"Eu acredito que é possível um entendimento amplo em São Tomé e Príncipe", afirmou António José Cassandra, em entrevista à Lusa, em Lisboa, durante a qual sustentou também que o Presidente da República são-tomense, Evaristo Carvalho, deveria ter um papel "um pouco mais interventivo".
Questionado sobre a viabilidade deste entendimento entre os partidos, após a crispação que marcou a campanha para as eleições legislativas de 07 de outubro e, sobretudo, o período pós-eleitoral, o governante reiterou que há essa possibilidade.
"Eu acho que sim, se as pessoas estiverem de espírito aberto para olharem para o país e a necessidade dessa ampla convergência, porque os desafios nos próximos tempos são muito duros", disse o presidente do Governo Regional do Príncipe, apontando a necessidade de realizar reformas num "país sem dinheiro e sob a orientação do Fundo Monetário Internacional".
Segundo os resultados oficiais das legislativas, proclamados pelo Tribunal Constitucional são-tomense na sexta-feira passada, a ADI (Ação Democrática Independente, liderada por Patrice Trovoada, no poder) ganhou as eleições com 25 deputados, enquanto o MLSTP-PSD (Movimento de Libertação de São Tomé e Príncipe - Partido Social Democrata) conquistou 23 mandatos, a coligação PCD-UDD-MDFM elegeu cinco deputados e o Movimento de Cidadãos Independentes conseguiu dois lugares.
Num cenário de coligação pós-eleitoral - ainda não confirmada -, ADI e independentes, eleitos pelo distrito de Caué, ficariam com 27 dos 55 lugares na Assembleia Nacional, enquanto a oposição consegue, junta, maioria absoluta, com 28 mandatos.
'Tozé' Cassandra, como é conhecido, alertou que o país pode "facilmente entrar em convulsões, porque com a diferença de um deputado, 27-28, é muito complicado para um governo garantir a sua sustentabilidade durante quatro anos".
O líder do Governo Regional afasta a ideia de um executivo de unidade nacional -- uma hipótese admitida, na semana passada, pelo atual primeiro-ministro -, defendendo antes "coligações fortes que suportem a governação".
Cassandra reconheceu que, após quatro anos de governação da ADI, com maioria absoluta, "é muito grande a crispação", apontando que a reforma da Justiça causou "muita mágoa".
"Há fortes desconfianças hoje na sociedade pela forma como foram constituídos os tribunais [Supremo e Constitucional]. Era necessária uma maioria forte para garantir essas reformas", comentou.
Depois de Patrice Trovoada ter admitido, em entrevista à Lusa, afastar-se do poder para viabilizar um governo, António José Cassandra garantiu não estar disponível para assumir a liderança de um futuro executivo em São Tomé e Príncipe.
"Por uma simples razão: é que nós avançámos com propostas muito fortes para o próximo mandato no Príncipe e a população do Príncipe não veria com bons olhos, agora, depois das eleições, do resultado que me deram, a confiança que depositaram em mim, eu largar tudo, partir para um outro projeto, sem dar satisfação à população.
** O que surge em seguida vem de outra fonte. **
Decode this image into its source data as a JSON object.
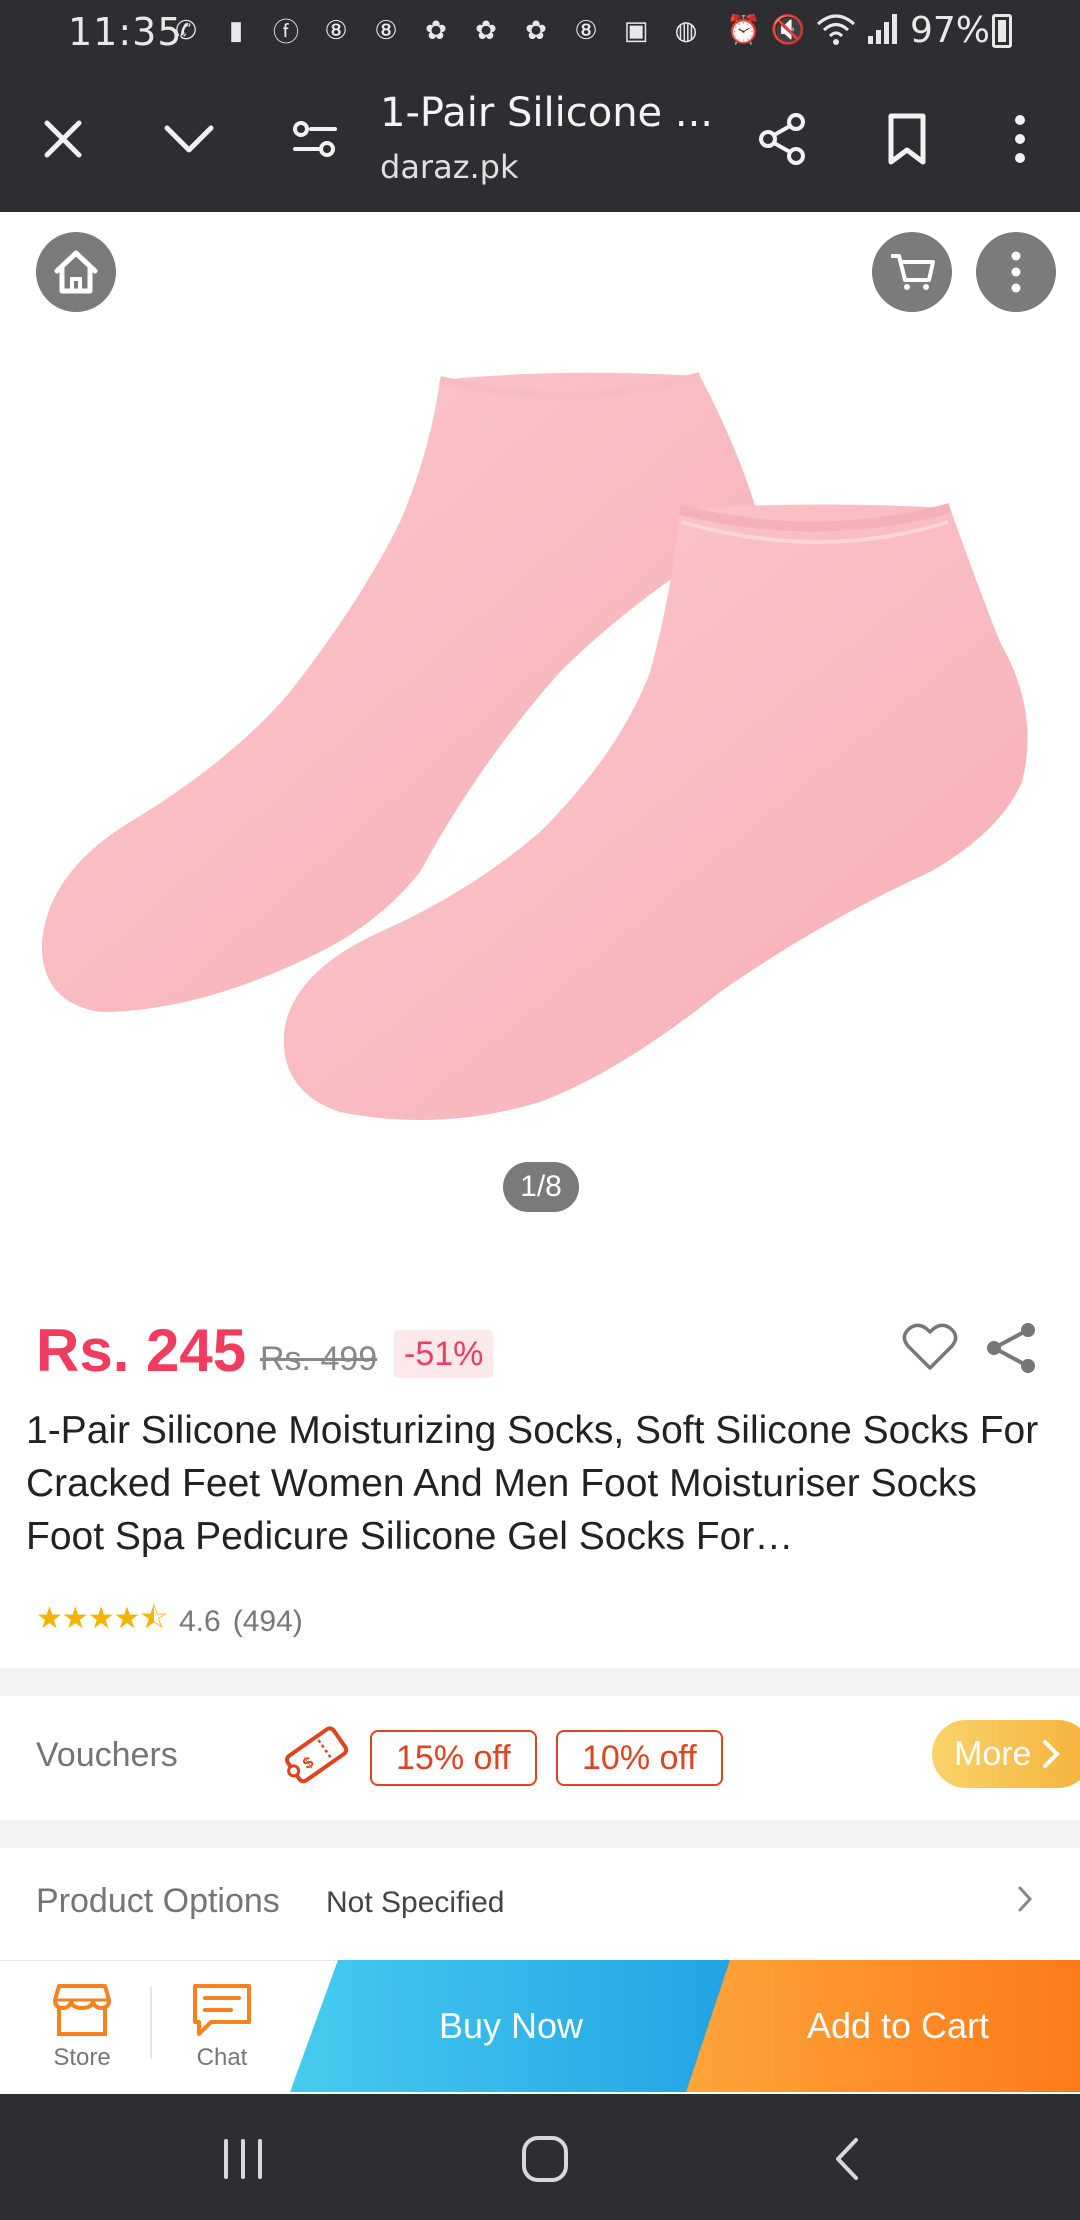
{
  "status_bar": {
    "time": "11:35",
    "battery": "97%",
    "notification_icons": [
      "whatsapp-icon",
      "message-icon",
      "facebook-icon",
      "app-icon",
      "app-icon",
      "chat-bubble-icon",
      "chat-bubble-icon",
      "chat-bubble-icon",
      "app-icon",
      "gallery-icon",
      "shopping-bag-icon"
    ],
    "system_icons": [
      "alarm-icon",
      "mute-icon",
      "wifi-icon",
      "signal-icon"
    ]
  },
  "browser": {
    "title": "1-Pair Silicone ...",
    "domain": "daraz.pk"
  },
  "gallery": {
    "pager": "1/8"
  },
  "product": {
    "price": "Rs. 245",
    "original_price": "Rs. 499",
    "discount": "-51%",
    "title": "1-Pair Silicone Moisturizing Socks, Soft Silicone Socks For Cracked Feet Women And Men Foot Moisturiser Socks Foot Spa Pedicure Silicone Gel Socks For…",
    "rating_stars": "★★★★⯪",
    "rating": "4.6",
    "review_count": "(494)",
    "accent_color": "#f23c5f"
  },
  "vouchers": {
    "label": "Vouchers",
    "chips": [
      "15% off",
      "10% off"
    ],
    "more": "More"
  },
  "options": {
    "label": "Product Options",
    "value": "Not Specified"
  },
  "bottom_bar": {
    "store": "Store",
    "chat": "Chat",
    "buy_now": "Buy Now",
    "add_to_cart": "Add to Cart"
  }
}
Eu, pessoalmente, não ficava de bem com a minha consciência se avançasse para outro projeto", disse Cassandra, que foi reeleito, com maioria reforçada, para um quarto mandato na ilha do Príncipe, nas eleições regionais realizadas também no dia 07 deste mês.
Cassandra adiantou que não teve, até agora, qualquer contacto com dirigentes da ADI, quer o presidente, Patrice Trovoada, quer o secretário-geral, Levy Nazaré, que, por estes dias, também têm passado por Portugal.
Sobre o papel do chefe de Estado, Evaristo Carvalho, perante a atual situação pós-eleitoral, Cassandra comentou: "Este é um outro problema que temos. O Presidente da República, para esta transição, devia ser um pouco mais interventivo e, sobretudo, mais dialogante".
Para este responsável, o chefe de Estado deveria ter "uma posição mais ativa, chamar as partes todas e participar nisto como um alto magistrado, um grande conselheiro".
"Não basta estarmos apenas por razões conjunturais, chamarmos uns e tentarmos acalmar as coisas. A coisa é bem mais profunda. Devíamos olhar para um São Tomé e Príncipe em que todos olhemos para a Constituição e possamos respeitá-la", defendeu António José Cassandra.